Reinventing the Outdoors contest: When skater legend Danny Way isn't doing gravity-defying aerials, he's supporting eco-awareness back on the ground.

UPDATED! Launched on Monday April 4, GOOD and the 2011 Ford Explorer will be devoting six weeks to the Reinventing the Outdoors Contest, which showcases amazing organizations like this one that are redefining the way we live, work, and play outside. Check in every day for a new story about the people, celebrities, and programs behind each organization. Help your favorite group win the $50,000 grand prize by voting for them starting Monday, May 16 through Friday, May 20.




In a career that now spans twenty-two years, pro skateboarder Danny Way has accomplished some gravity-defying feats. He's jumped the Great Wall of China (four times), set the Guinness World Record for speed on a skateboard, taken three straight Gold medals at the X Games, and has been immortalized digitally in his own video game. Often called the best skateboarder in the world, he was also one of the first pros to support the Action Sports Environmental Coalition (ASEC).

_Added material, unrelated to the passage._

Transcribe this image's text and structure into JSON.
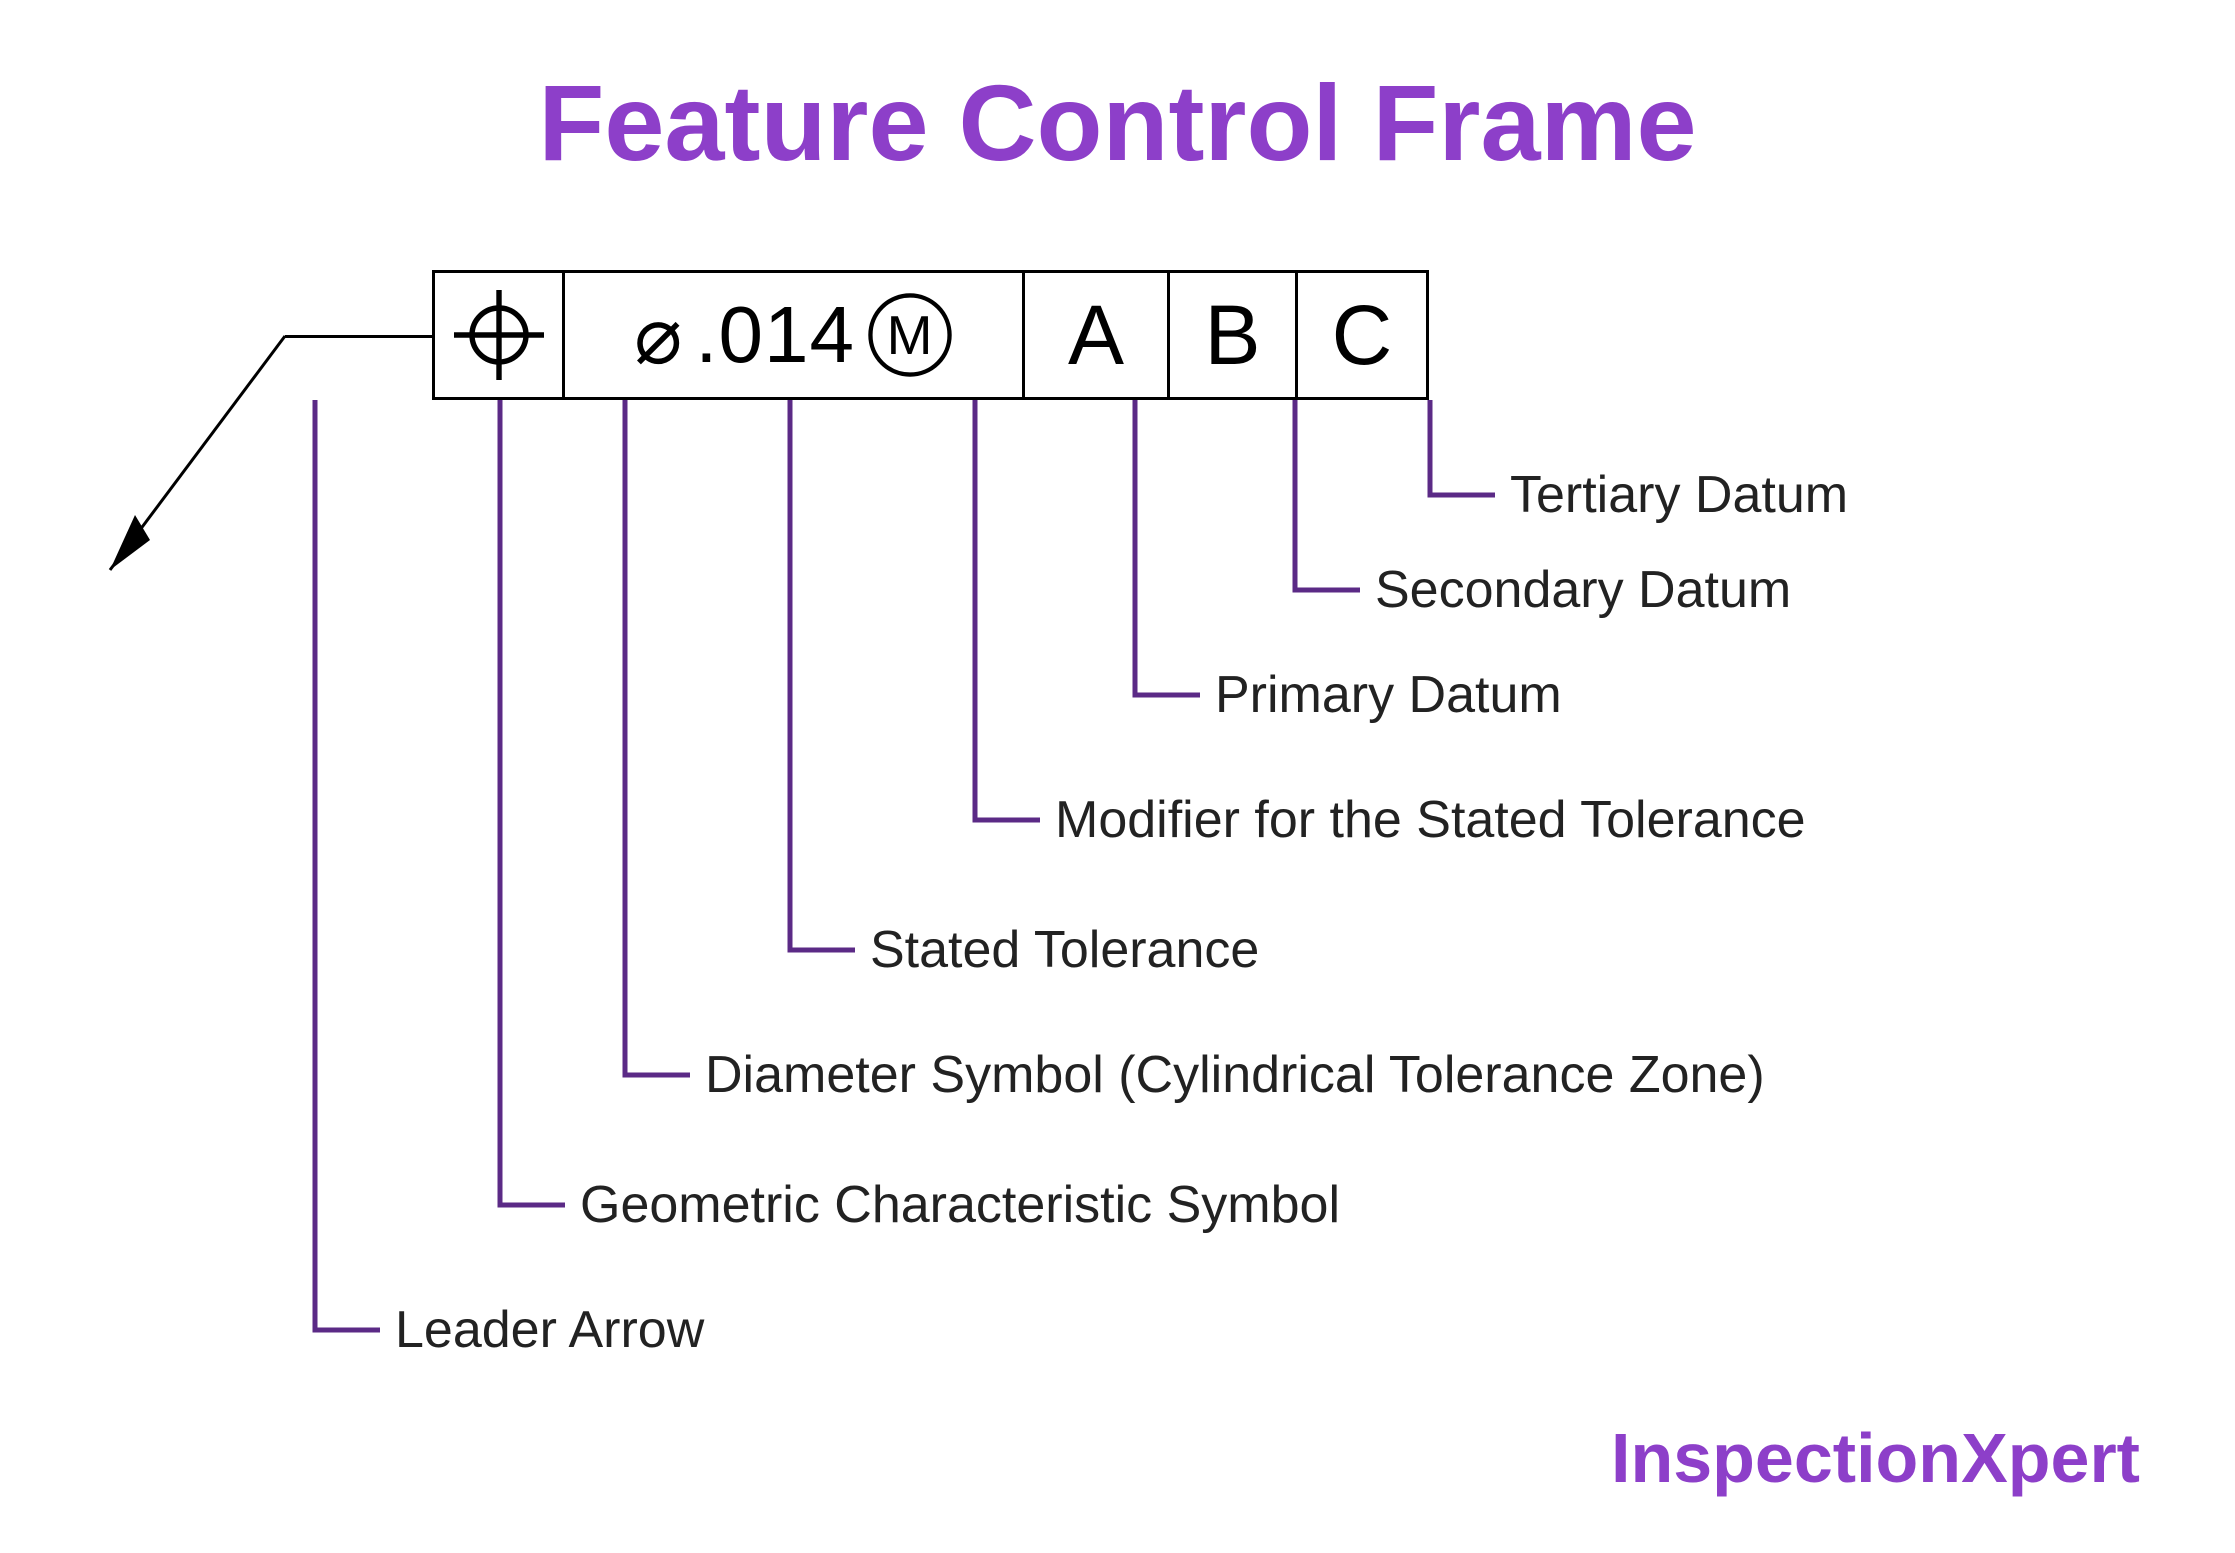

GOOD: Why become a pro skateboarder?
Danny Way: It was more or less my escape vehicle from some of the issues I was dealing with at home as a child. At a young age I didn't really have anything more than a skateboard to get me from point A to point B. As a result of the time I was spending on the board, my skills progressed pretty rapidly. With skateboarding, I feel like the possibilities are endless when it comes to exercising my creativity. With my [type of] brain, I need a new canvas every day.


G: How did you become involved with ASEC?
DW: I’ve been friends with Frank Scura [the founder of ASEC] since 1995. His vision and ideas are amazing. I represent ASEC because I believe in the cause and what it represents, and I do what I can to support it.

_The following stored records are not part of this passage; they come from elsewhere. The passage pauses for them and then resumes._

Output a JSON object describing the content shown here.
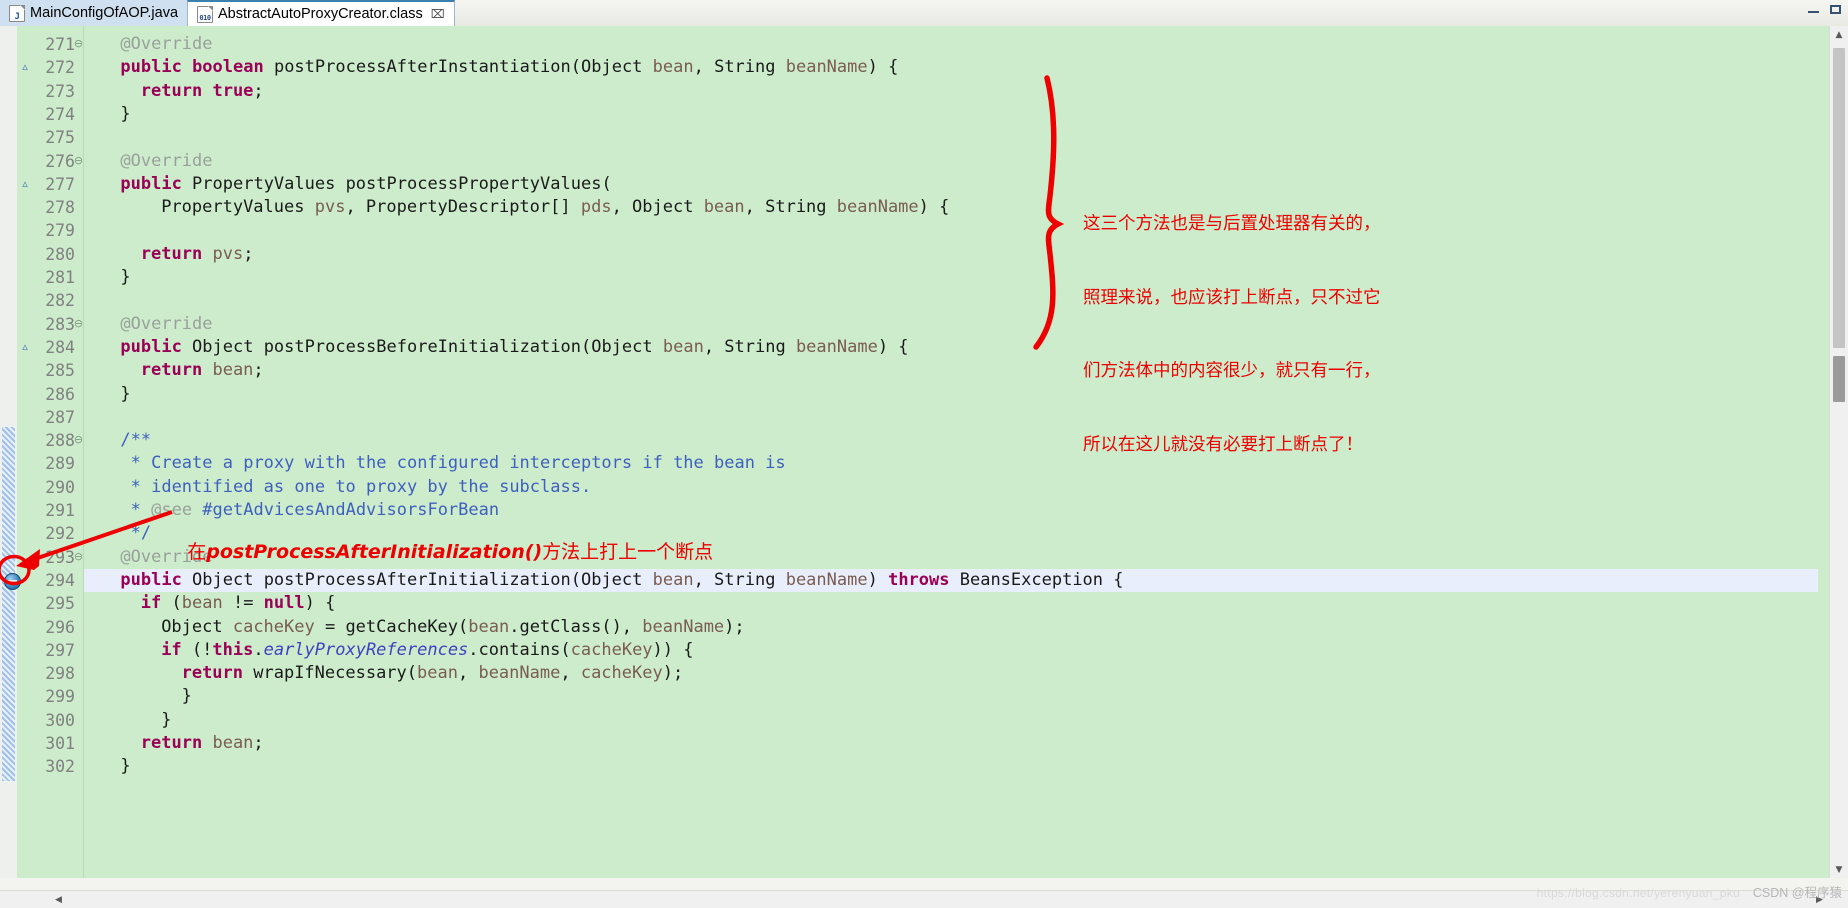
{
  "window": {
    "minimize_label": "minimize",
    "maximize_label": "maximize"
  },
  "tabs": [
    {
      "label": "MainConfigOfAOP.java",
      "icon": "java-file-icon",
      "active": false,
      "closable": false,
      "icon_glyph": "J"
    },
    {
      "label": "AbstractAutoProxyCreator.class",
      "icon": "class-file-icon",
      "active": true,
      "closable": true,
      "close_glyph": "⌧",
      "icon_glyph": "010"
    }
  ],
  "editor": {
    "background_color": "#cceccc",
    "current_line_color": "#e8eefb",
    "first_line": 271,
    "lines": [
      {
        "n": 271,
        "fold": "⊖",
        "indent": 1,
        "tokens": [
          {
            "t": "@Override",
            "c": "ann"
          }
        ]
      },
      {
        "n": 272,
        "override": "▵",
        "indent": 1,
        "tokens": [
          {
            "t": "public",
            "c": "kw"
          },
          {
            "t": " "
          },
          {
            "t": "boolean",
            "c": "kw"
          },
          {
            "t": " postProcessAfterInstantiation(Object "
          },
          {
            "t": "bean",
            "c": "param"
          },
          {
            "t": ", String "
          },
          {
            "t": "beanName",
            "c": "param"
          },
          {
            "t": ") {"
          }
        ]
      },
      {
        "n": 273,
        "indent": 2,
        "tokens": [
          {
            "t": "return",
            "c": "kw"
          },
          {
            "t": " "
          },
          {
            "t": "true",
            "c": "kw"
          },
          {
            "t": ";"
          }
        ]
      },
      {
        "n": 274,
        "indent": 1,
        "tokens": [
          {
            "t": "}"
          }
        ]
      },
      {
        "n": 275,
        "indent": 0,
        "tokens": []
      },
      {
        "n": 276,
        "fold": "⊖",
        "indent": 1,
        "tokens": [
          {
            "t": "@Override",
            "c": "ann"
          }
        ]
      },
      {
        "n": 277,
        "override": "▵",
        "indent": 1,
        "tokens": [
          {
            "t": "public",
            "c": "kw"
          },
          {
            "t": " PropertyValues postProcessPropertyValues("
          }
        ]
      },
      {
        "n": 278,
        "indent": 3,
        "tokens": [
          {
            "t": "PropertyValues "
          },
          {
            "t": "pvs",
            "c": "param"
          },
          {
            "t": ", PropertyDescriptor[] "
          },
          {
            "t": "pds",
            "c": "param"
          },
          {
            "t": ", Object "
          },
          {
            "t": "bean",
            "c": "param"
          },
          {
            "t": ", String "
          },
          {
            "t": "beanName",
            "c": "param"
          },
          {
            "t": ") {"
          }
        ]
      },
      {
        "n": 279,
        "indent": 0,
        "tokens": []
      },
      {
        "n": 280,
        "indent": 2,
        "tokens": [
          {
            "t": "return",
            "c": "kw"
          },
          {
            "t": " "
          },
          {
            "t": "pvs",
            "c": "param"
          },
          {
            "t": ";"
          }
        ]
      },
      {
        "n": 281,
        "indent": 1,
        "tokens": [
          {
            "t": "}"
          }
        ]
      },
      {
        "n": 282,
        "indent": 0,
        "tokens": []
      },
      {
        "n": 283,
        "fold": "⊖",
        "indent": 1,
        "tokens": [
          {
            "t": "@Override",
            "c": "ann"
          }
        ]
      },
      {
        "n": 284,
        "override": "▵",
        "indent": 1,
        "tokens": [
          {
            "t": "public",
            "c": "kw"
          },
          {
            "t": " Object postProcessBeforeInitialization(Object "
          },
          {
            "t": "bean",
            "c": "param"
          },
          {
            "t": ", String "
          },
          {
            "t": "beanName",
            "c": "param"
          },
          {
            "t": ") {"
          }
        ]
      },
      {
        "n": 285,
        "indent": 2,
        "tokens": [
          {
            "t": "return",
            "c": "kw"
          },
          {
            "t": " "
          },
          {
            "t": "bean",
            "c": "param"
          },
          {
            "t": ";"
          }
        ]
      },
      {
        "n": 286,
        "indent": 1,
        "tokens": [
          {
            "t": "}"
          }
        ]
      },
      {
        "n": 287,
        "indent": 0,
        "tokens": []
      },
      {
        "n": 288,
        "fold": "⊖",
        "indent": 1,
        "changed": true,
        "tokens": [
          {
            "t": "/**",
            "c": "cm"
          }
        ]
      },
      {
        "n": 289,
        "indent": 1,
        "changed": true,
        "tokens": [
          {
            "t": " * Create a proxy with the configured interceptors if the bean is",
            "c": "cm"
          }
        ]
      },
      {
        "n": 290,
        "indent": 1,
        "changed": true,
        "tokens": [
          {
            "t": " * identified as one to proxy by the subclass.",
            "c": "cm"
          }
        ]
      },
      {
        "n": 291,
        "indent": 1,
        "changed": true,
        "tokens": [
          {
            "t": " * ",
            "c": "cm"
          },
          {
            "t": "@see",
            "c": "cmtag"
          },
          {
            "t": " #getAdvicesAndAdvisorsForBean",
            "c": "cm"
          }
        ]
      },
      {
        "n": 292,
        "indent": 1,
        "changed": true,
        "tokens": [
          {
            "t": " */",
            "c": "cm"
          }
        ]
      },
      {
        "n": 293,
        "fold": "⊖",
        "indent": 1,
        "changed": true,
        "tokens": [
          {
            "t": "@Override",
            "c": "ann"
          }
        ]
      },
      {
        "n": 294,
        "indent": 1,
        "changed": true,
        "breakpoint": true,
        "current": true,
        "tokens": [
          {
            "t": "public",
            "c": "kw"
          },
          {
            "t": " Object postProcessAfterInitialization(Object "
          },
          {
            "t": "bean",
            "c": "param"
          },
          {
            "t": ", String "
          },
          {
            "t": "beanName",
            "c": "param"
          },
          {
            "t": ") "
          },
          {
            "t": "throws",
            "c": "kw"
          },
          {
            "t": " BeansException {"
          }
        ]
      },
      {
        "n": 295,
        "indent": 2,
        "changed": true,
        "tokens": [
          {
            "t": "if",
            "c": "kw"
          },
          {
            "t": " ("
          },
          {
            "t": "bean",
            "c": "param"
          },
          {
            "t": " != "
          },
          {
            "t": "null",
            "c": "kw"
          },
          {
            "t": ") {"
          }
        ]
      },
      {
        "n": 296,
        "indent": 3,
        "changed": true,
        "tokens": [
          {
            "t": "Object "
          },
          {
            "t": "cacheKey",
            "c": "param"
          },
          {
            "t": " = getCacheKey("
          },
          {
            "t": "bean",
            "c": "param"
          },
          {
            "t": ".getClass(), "
          },
          {
            "t": "beanName",
            "c": "param"
          },
          {
            "t": ");"
          }
        ]
      },
      {
        "n": 297,
        "indent": 3,
        "changed": true,
        "tokens": [
          {
            "t": "if",
            "c": "kw"
          },
          {
            "t": " (!"
          },
          {
            "t": "this",
            "c": "kw"
          },
          {
            "t": "."
          },
          {
            "t": "earlyProxyReferences",
            "c": "field"
          },
          {
            "t": ".contains("
          },
          {
            "t": "cacheKey",
            "c": "param"
          },
          {
            "t": ")) {"
          }
        ]
      },
      {
        "n": 298,
        "indent": 4,
        "changed": true,
        "tokens": [
          {
            "t": "return",
            "c": "kw"
          },
          {
            "t": " wrapIfNecessary("
          },
          {
            "t": "bean",
            "c": "param"
          },
          {
            "t": ", "
          },
          {
            "t": "beanName",
            "c": "param"
          },
          {
            "t": ", "
          },
          {
            "t": "cacheKey",
            "c": "param"
          },
          {
            "t": ");"
          }
        ]
      },
      {
        "n": 299,
        "indent": 4,
        "changed": true,
        "tokens": [
          {
            "t": "}"
          }
        ]
      },
      {
        "n": 300,
        "indent": 3,
        "changed": true,
        "tokens": [
          {
            "t": "}"
          }
        ]
      },
      {
        "n": 301,
        "indent": 2,
        "changed": true,
        "tokens": [
          {
            "t": "return",
            "c": "kw"
          },
          {
            "t": " "
          },
          {
            "t": "bean",
            "c": "param"
          },
          {
            "t": ";"
          }
        ]
      },
      {
        "n": 302,
        "indent": 1,
        "changed": true,
        "tokens": [
          {
            "t": "}"
          }
        ]
      }
    ]
  },
  "annotations": {
    "color": "#ee0000",
    "brace_note": {
      "name": "three-methods-note",
      "lines": [
        "这三个方法也是与后置处理器有关的，",
        "照理来说，也应该打上断点，只不过它",
        "们方法体中的内容很少，就只有一行，",
        "所以在这儿就没有必要打上断点了！"
      ]
    },
    "breakpoint_note": {
      "name": "set-breakpoint-note",
      "prefix": "在",
      "method": "postProcessAfterInitialization()",
      "suffix": "方法上打上一个断点"
    }
  },
  "scrollbars": {
    "vertical": {
      "up_glyph": "▲",
      "down_glyph": "▼"
    },
    "horizontal": {
      "left_glyph": "◀",
      "right_glyph": "▶"
    }
  },
  "watermarks": {
    "url": "https://blog.csdn.net/yerenyuan_pku",
    "brand": "CSDN @程序猿"
  }
}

G: Why do you care about the environment?
DW: Nature plays a part in everything I do. Surfing is a dance with Mother Nature and the energy that’s being organically generated by the ocean. With skateboarding, you’re feeling the sun outdoors. You’re enjoying the mountains when you snowboard. I love the planet and everything in nature we’re so blessed to borrow and use, and I’m not okay with what’s happening with the environment. I support helping reverse the damage being done to our planet.





G: What do you find most compelling about ASEC’s goal for action sports athletes to serve as eco-conscious role models for kids?
DW: Kids have a lot longer on the planet than most of us, so we’re using the ASEC platform to plant the seeds of sustainability and grow a bunch of conscious minds. ASEC represents the strongest, gnarliest athletes on the planets and a lot of us care about the planet. If we’re recycling and eating organically and thinking about what kind of gas mileage our cars are getting, then kids see it’s cool to care and think about sustainability as a way of life. Kids look up to us; they follow what we do.

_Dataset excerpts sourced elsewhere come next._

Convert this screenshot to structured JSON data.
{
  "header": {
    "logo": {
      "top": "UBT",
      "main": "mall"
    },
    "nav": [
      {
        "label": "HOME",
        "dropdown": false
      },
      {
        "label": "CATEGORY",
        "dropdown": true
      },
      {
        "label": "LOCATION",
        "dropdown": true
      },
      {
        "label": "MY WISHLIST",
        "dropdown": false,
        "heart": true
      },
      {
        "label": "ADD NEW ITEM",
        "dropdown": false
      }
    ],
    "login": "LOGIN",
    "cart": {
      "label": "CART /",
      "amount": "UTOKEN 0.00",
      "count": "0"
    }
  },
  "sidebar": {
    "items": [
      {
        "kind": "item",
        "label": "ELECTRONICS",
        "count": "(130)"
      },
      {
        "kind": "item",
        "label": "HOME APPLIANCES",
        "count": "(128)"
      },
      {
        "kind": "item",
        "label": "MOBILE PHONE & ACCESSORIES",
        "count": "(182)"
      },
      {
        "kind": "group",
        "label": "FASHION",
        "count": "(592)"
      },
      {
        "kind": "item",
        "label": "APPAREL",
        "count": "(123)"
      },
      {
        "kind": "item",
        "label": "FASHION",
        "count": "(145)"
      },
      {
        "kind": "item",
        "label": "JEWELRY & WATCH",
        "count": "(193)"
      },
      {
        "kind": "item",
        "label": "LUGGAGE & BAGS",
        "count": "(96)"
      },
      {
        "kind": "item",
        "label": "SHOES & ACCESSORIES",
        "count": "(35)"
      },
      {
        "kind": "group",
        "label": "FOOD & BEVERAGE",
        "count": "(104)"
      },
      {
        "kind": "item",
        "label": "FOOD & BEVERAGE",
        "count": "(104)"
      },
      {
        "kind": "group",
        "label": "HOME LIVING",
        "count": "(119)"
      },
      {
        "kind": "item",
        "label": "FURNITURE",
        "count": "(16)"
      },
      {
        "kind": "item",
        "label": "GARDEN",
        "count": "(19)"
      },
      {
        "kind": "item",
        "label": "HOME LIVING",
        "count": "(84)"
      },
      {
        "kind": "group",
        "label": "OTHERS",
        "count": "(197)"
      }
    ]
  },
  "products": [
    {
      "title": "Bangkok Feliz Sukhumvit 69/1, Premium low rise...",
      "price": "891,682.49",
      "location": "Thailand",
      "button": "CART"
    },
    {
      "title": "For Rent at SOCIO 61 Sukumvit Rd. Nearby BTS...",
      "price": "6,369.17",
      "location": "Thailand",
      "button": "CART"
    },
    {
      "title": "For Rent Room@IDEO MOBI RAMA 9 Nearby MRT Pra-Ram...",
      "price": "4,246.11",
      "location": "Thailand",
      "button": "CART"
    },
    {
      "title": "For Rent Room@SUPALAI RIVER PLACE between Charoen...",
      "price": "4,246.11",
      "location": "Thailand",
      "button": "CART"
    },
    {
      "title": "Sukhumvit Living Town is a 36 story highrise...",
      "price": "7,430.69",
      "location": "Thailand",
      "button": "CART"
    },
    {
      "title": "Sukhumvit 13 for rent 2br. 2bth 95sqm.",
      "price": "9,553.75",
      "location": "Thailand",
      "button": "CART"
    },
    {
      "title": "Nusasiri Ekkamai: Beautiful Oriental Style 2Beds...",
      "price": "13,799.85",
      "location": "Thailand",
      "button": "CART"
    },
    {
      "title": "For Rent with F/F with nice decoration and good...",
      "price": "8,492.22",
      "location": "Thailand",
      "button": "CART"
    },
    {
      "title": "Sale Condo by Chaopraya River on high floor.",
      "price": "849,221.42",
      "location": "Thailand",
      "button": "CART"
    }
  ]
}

Screen capture from Way's video game, Skate 3

G: What do you enjoy most about being involved with ASEC?
DW: I get to go to cool places and talk to neat people and share in great knowledge from ASEC panels and seminars and events. It’s always a pleasure to be part of it, because there are so many people who care and so many conscious minds.

G: As someone who’s achieved some incredible skateboarding feats in your career, any goals for the future?
DW: I appreciate what I’ve accomplished, but there’s a lot left to do. It’s not about winning championships and getting points anymore; I’ve done that. To keep the fire burning for me, I need to create new challenges. It’s about creating new tricks and maneuvers. And I’d like to break all the records I have right now—by a significant degree.

G Why do you think ASEC is so important?
DW: In the last ten years, sustainability has gotten so mainstream, with the distribution of organic products in every grocery store by brands that used to be only in tiny hippie health food stores. ASEC has played a big part in turning on big industry to the concept of greening businesses and using cool sports to market eco-products and ideas. It’s a hub we all use in action sports to keep connected and to go out and articulate our vision of sustainability. Really, it’s just a community of people trying to do good for kids and the planet while being cool and having a ball.